C++ patch or .desktop file for desktop icons
Daniel Ostrow
dostrow at gentoo.org
Mon Jul 31 08:23:37 CEST 2006
<snip>
> You know, we might benefit from a GNOME style release timetable. At any
> given time about two thirds of svn head is rock solid stability-wise, so I
> suspect getting a release out every 6 months may not as hard as we think
> it is.
</snip>
A large portion of the reasoning behind avoiding a standard release
schedule is guaranteeing that the individuals responsible for the
release are present and free at that time and have had enough time to
ensure the stability of their product. Take this from someone who
participates in Gentoo's release schedule every six months.
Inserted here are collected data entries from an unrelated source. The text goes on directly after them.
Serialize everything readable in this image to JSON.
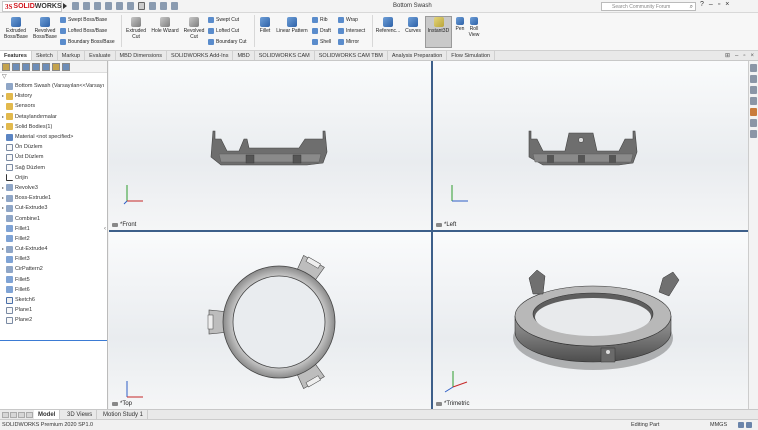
{
  "app": {
    "logo_ds": "3S",
    "logo_name": "SOLID",
    "logo_name_bold": "WORKS",
    "document_title": "Bottom Swash",
    "search_placeholder": "Search Community Forum"
  },
  "ribbon": {
    "extruded_boss": [
      "Extruded",
      "Boss/Base"
    ],
    "revolved_boss": [
      "Revolved",
      "Boss/Base"
    ],
    "swept_boss": "Swept Boss/Base",
    "lofted_boss": "Lofted Boss/Base",
    "boundary_boss": "Boundary Boss/Base",
    "extruded_cut": [
      "Extruded",
      "Cut"
    ],
    "hole_wizard": "Hole Wizard",
    "revolved_cut": [
      "Revolved",
      "Cut"
    ],
    "swept_cut": "Swept Cut",
    "lofted_cut": "Lofted Cut",
    "boundary_cut": "Boundary Cut",
    "fillet": "Fillet",
    "linear_pattern": "Linear Pattern",
    "rib": "Rib",
    "draft": "Draft",
    "shell": "Shell",
    "wrap": "Wrap",
    "intersect": "Intersect",
    "mirror": "Mirror",
    "reference": "Referenc...",
    "curves": "Curves",
    "instant3d": "Instant3D",
    "pen": "Pen",
    "roll_view": [
      "Roll",
      "View"
    ]
  },
  "tabs": [
    "Features",
    "Sketch",
    "Markup",
    "Evaluate",
    "MBD Dimensions",
    "SOLIDWORKS Add-Ins",
    "MBD",
    "SOLIDWORKS CAM",
    "SOLIDWORKS CAM TBM",
    "Analysis Preparation",
    "Flow Simulation"
  ],
  "tree": {
    "items": [
      {
        "label": "Bottom Swash  (Varsayılan<<Varsayı",
        "icon": "part-icon",
        "exp": ""
      },
      {
        "label": "History",
        "icon": "history-icon",
        "exp": "▸"
      },
      {
        "label": "Sensors",
        "icon": "sensor-icon",
        "exp": ""
      },
      {
        "label": "Detaylandırmalar",
        "icon": "annotations-icon",
        "exp": "▸"
      },
      {
        "label": "Solid Bodies(1)",
        "icon": "solid-bodies-icon",
        "exp": "▸"
      },
      {
        "label": "Material <not specified>",
        "icon": "material-icon",
        "exp": ""
      },
      {
        "label": "Ön Düzlem",
        "icon": "plane-icon",
        "exp": ""
      },
      {
        "label": "Üst Düzlem",
        "icon": "plane-icon",
        "exp": ""
      },
      {
        "label": "Sağ Düzlem",
        "icon": "plane-icon",
        "exp": ""
      },
      {
        "label": "Orijin",
        "icon": "origin-icon",
        "exp": ""
      },
      {
        "label": "Revolve3",
        "icon": "revolve-icon",
        "exp": "▸"
      },
      {
        "label": "Boss-Extrude1",
        "icon": "extrude-icon",
        "exp": "▸"
      },
      {
        "label": "Cut-Extrude3",
        "icon": "cut-extrude-icon",
        "exp": "▸"
      },
      {
        "label": "Combine1",
        "icon": "combine-icon",
        "exp": ""
      },
      {
        "label": "Fillet1",
        "icon": "fillet-icon",
        "exp": ""
      },
      {
        "label": "Fillet2",
        "icon": "fillet-icon",
        "exp": ""
      },
      {
        "label": "Cut-Extrude4",
        "icon": "cut-extrude-icon",
        "exp": "▸"
      },
      {
        "label": "Fillet3",
        "icon": "fillet-icon",
        "exp": ""
      },
      {
        "label": "CirPattern2",
        "icon": "pattern-icon",
        "exp": ""
      },
      {
        "label": "Fillet5",
        "icon": "fillet-icon",
        "exp": ""
      },
      {
        "label": "Fillet6",
        "icon": "fillet-icon",
        "exp": ""
      },
      {
        "label": "Sketch6",
        "icon": "sketch-icon",
        "exp": ""
      },
      {
        "label": "Plane1",
        "icon": "plane-icon",
        "exp": ""
      },
      {
        "label": "Plane2",
        "icon": "plane-icon",
        "exp": ""
      }
    ]
  },
  "viewports": {
    "front": "*Front",
    "left": "*Left",
    "top": "*Top",
    "trimetric": "*Trimetric"
  },
  "bottom_tabs": [
    "Model",
    "3D Views",
    "Motion Study 1"
  ],
  "status": {
    "version": "SOLIDWORKS Premium 2020 SP1.0",
    "mode": "Editing Part",
    "units": "MMGS"
  },
  "colors": {
    "brand_red": "#d0121b",
    "viewport_divider": "#3d5f8a",
    "selection_blue": "#3b7bd4"
  }
}
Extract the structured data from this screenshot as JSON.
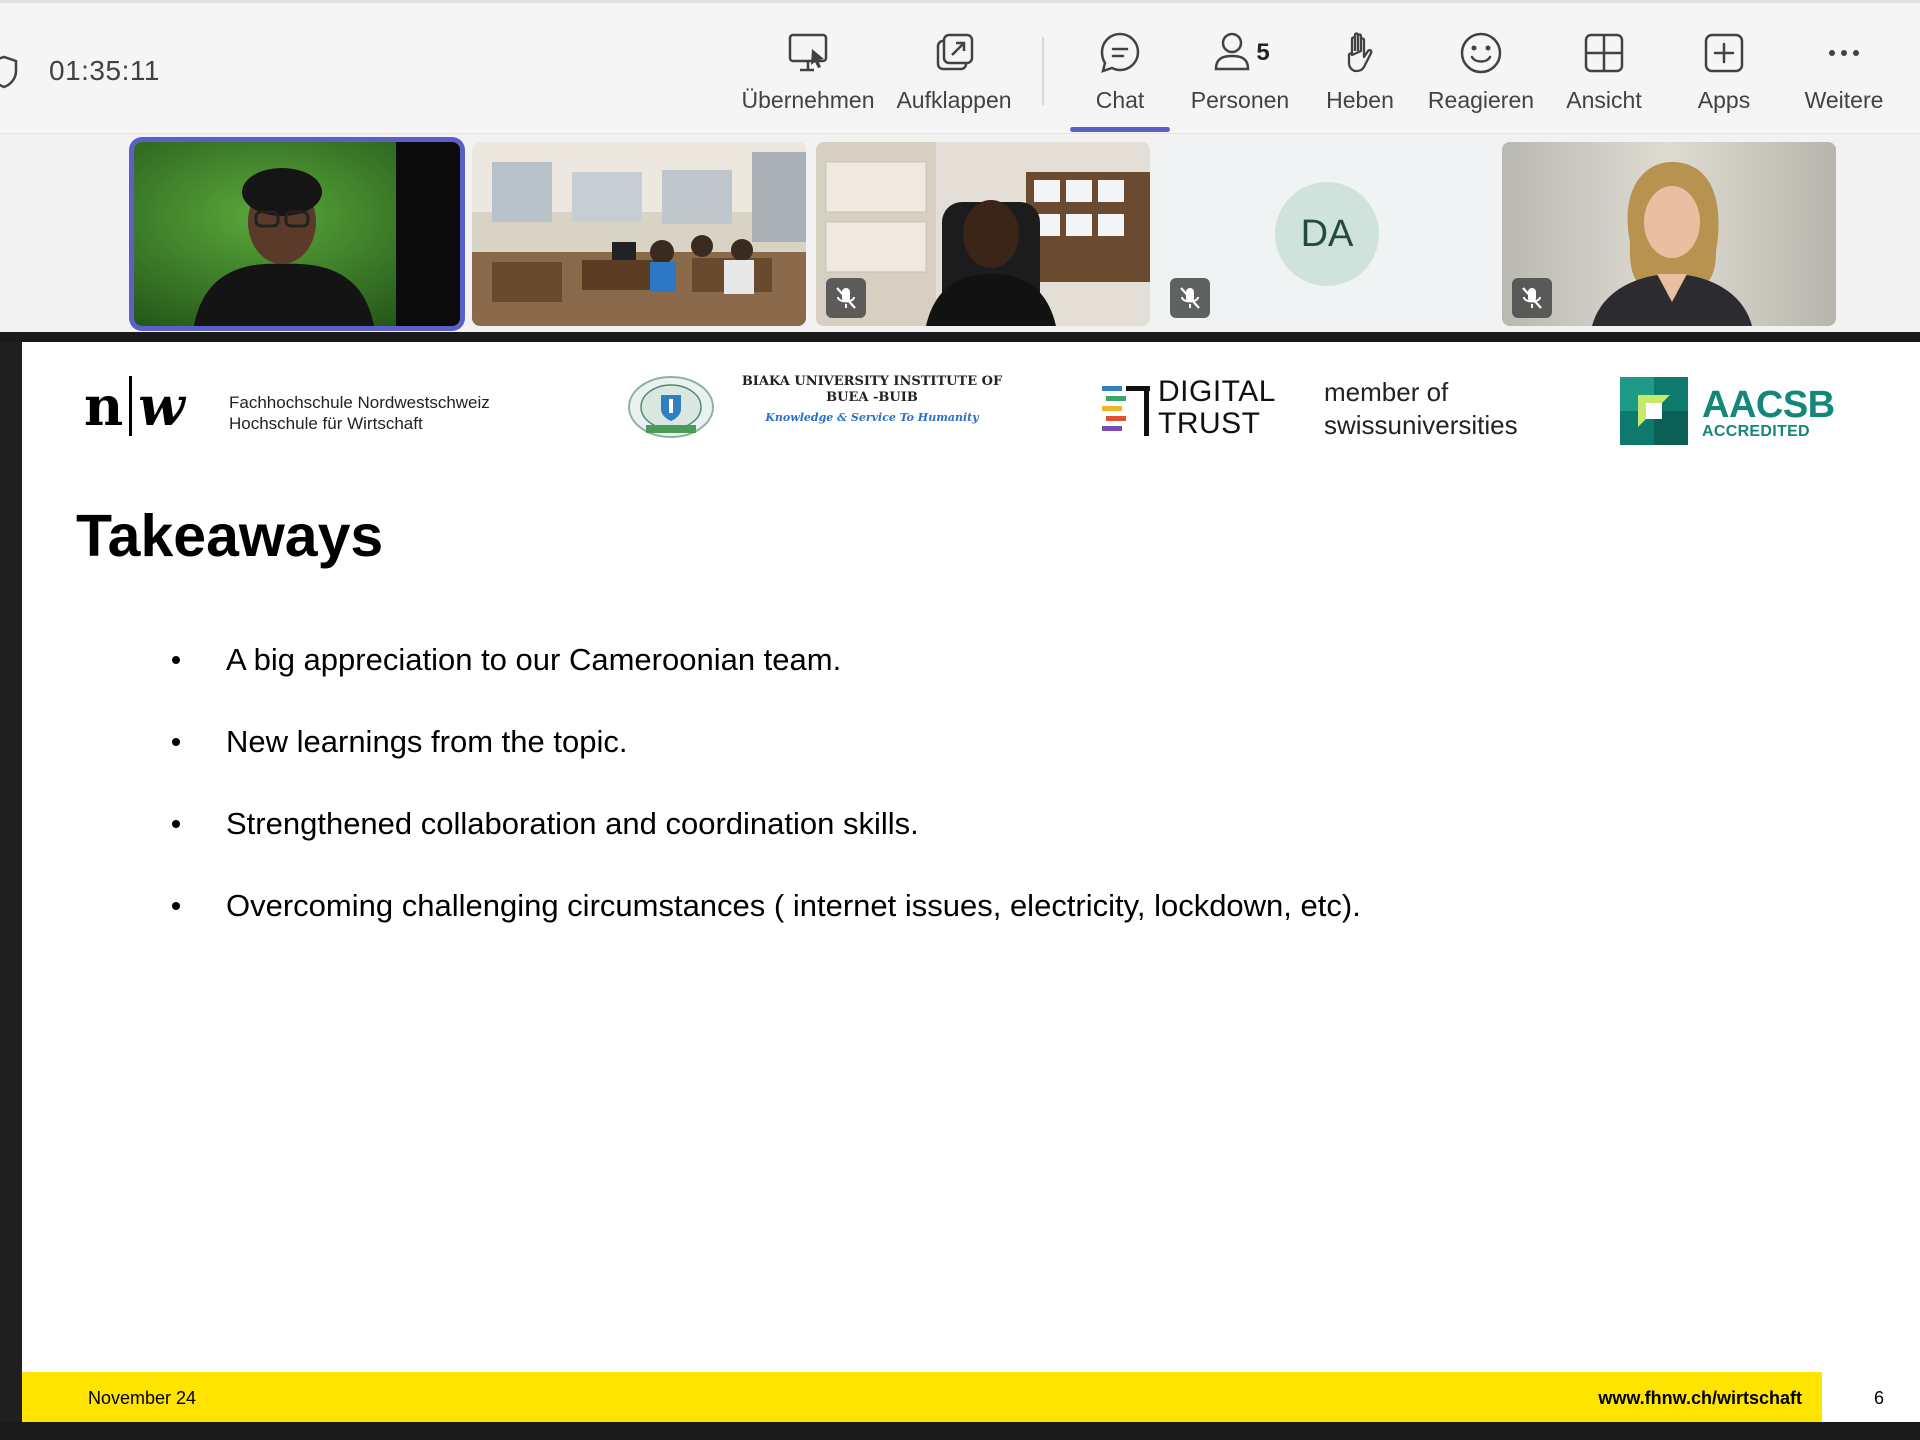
{
  "meeting": {
    "timer": "01:35:11",
    "toolbar": [
      {
        "id": "ubernehmen",
        "label": "Übernehmen",
        "icon": "take-control-icon"
      },
      {
        "id": "aufklappen",
        "label": "Aufklappen",
        "icon": "pop-out-icon"
      },
      {
        "id": "chat",
        "label": "Chat",
        "icon": "chat-icon"
      },
      {
        "id": "personen",
        "label": "Personen",
        "icon": "people-icon",
        "count": "5"
      },
      {
        "id": "heben",
        "label": "Heben",
        "icon": "raise-hand-icon"
      },
      {
        "id": "reagieren",
        "label": "Reagieren",
        "icon": "react-icon"
      },
      {
        "id": "ansicht",
        "label": "Ansicht",
        "icon": "view-icon"
      },
      {
        "id": "apps",
        "label": "Apps",
        "icon": "apps-icon"
      },
      {
        "id": "weitere",
        "label": "Weitere",
        "icon": "more-icon"
      }
    ],
    "accent_color": "#5b5fc7"
  },
  "participants": {
    "avatar_initials": "DA"
  },
  "slide": {
    "logos": {
      "fhnw_mark": "n",
      "fhnw_mark_w": "w",
      "fhnw_line1": "Fachhochschule Nordwestschweiz",
      "fhnw_line2": "Hochschule für Wirtschaft",
      "biaka_line1": "BIAKA UNIVERSITY INSTITUTE OF",
      "biaka_line2": "BUEA -BUIB",
      "biaka_motto": "Knowledge & Service To Humanity",
      "dt_line1": "DIGITAL",
      "dt_line2": "TRUST",
      "su_line1": "member of",
      "su_line2": "swissuniversities",
      "aacsb": "AACSB",
      "aacsb_sub": "ACCREDITED"
    },
    "title": "Takeaways",
    "bullets": [
      "A big appreciation to our Cameroonian team.",
      "New learnings from the topic.",
      "Strengthened collaboration and coordination skills.",
      "Overcoming challenging circumstances ( internet issues, electricity, lockdown, etc)."
    ],
    "footer": {
      "date": "November 24",
      "url": "www.fhnw.ch/wirtschaft",
      "page": "6"
    },
    "footer_color": "#ffe400"
  }
}
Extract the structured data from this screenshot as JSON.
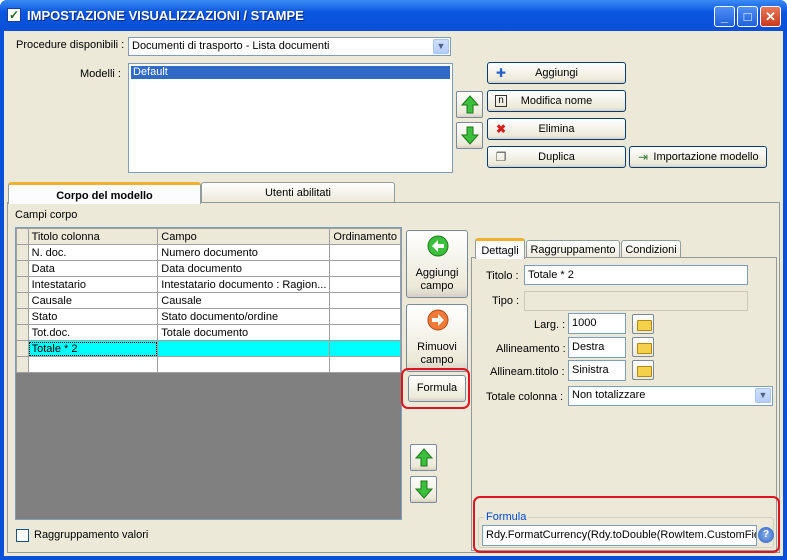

The way to
intelligently get around this is to have a designated release
coordinator who doesn't have to worry about coding anything him or
herself that isn't implicitly release related (read tools needed to
perform the release). Oliver has done a very good job at this but he has
other responsibilities in making sure the code in major components is
good to go. With the way things are there is no real ability to preform
a standard release.
That being said with the exception of major releases (read changes to
the minor version, 4.0 -> 4.2 or 4.2 -> 4.4 and changes to major version
3.x -> 4.x) every point release should be just a roll-up of code in the
appropriate trunk or branch. Some culture change would also have to take
place to avoid pushing large changes into the release trees within say
45 days of a scheduled release and nothing that isn't a bugfix could go
into the tree during prerelease cycles. Also if a major release wasn't
ready by a 6 month cycle (like the 4.4 release for example) it would
have to wait. If this is something that the XFCE developers would want I
would be happy to provide help. While I may not be a great C coder I do
happen to understand the dynamics of release engineering and go through
the glorious headache already on a 6 month cycle.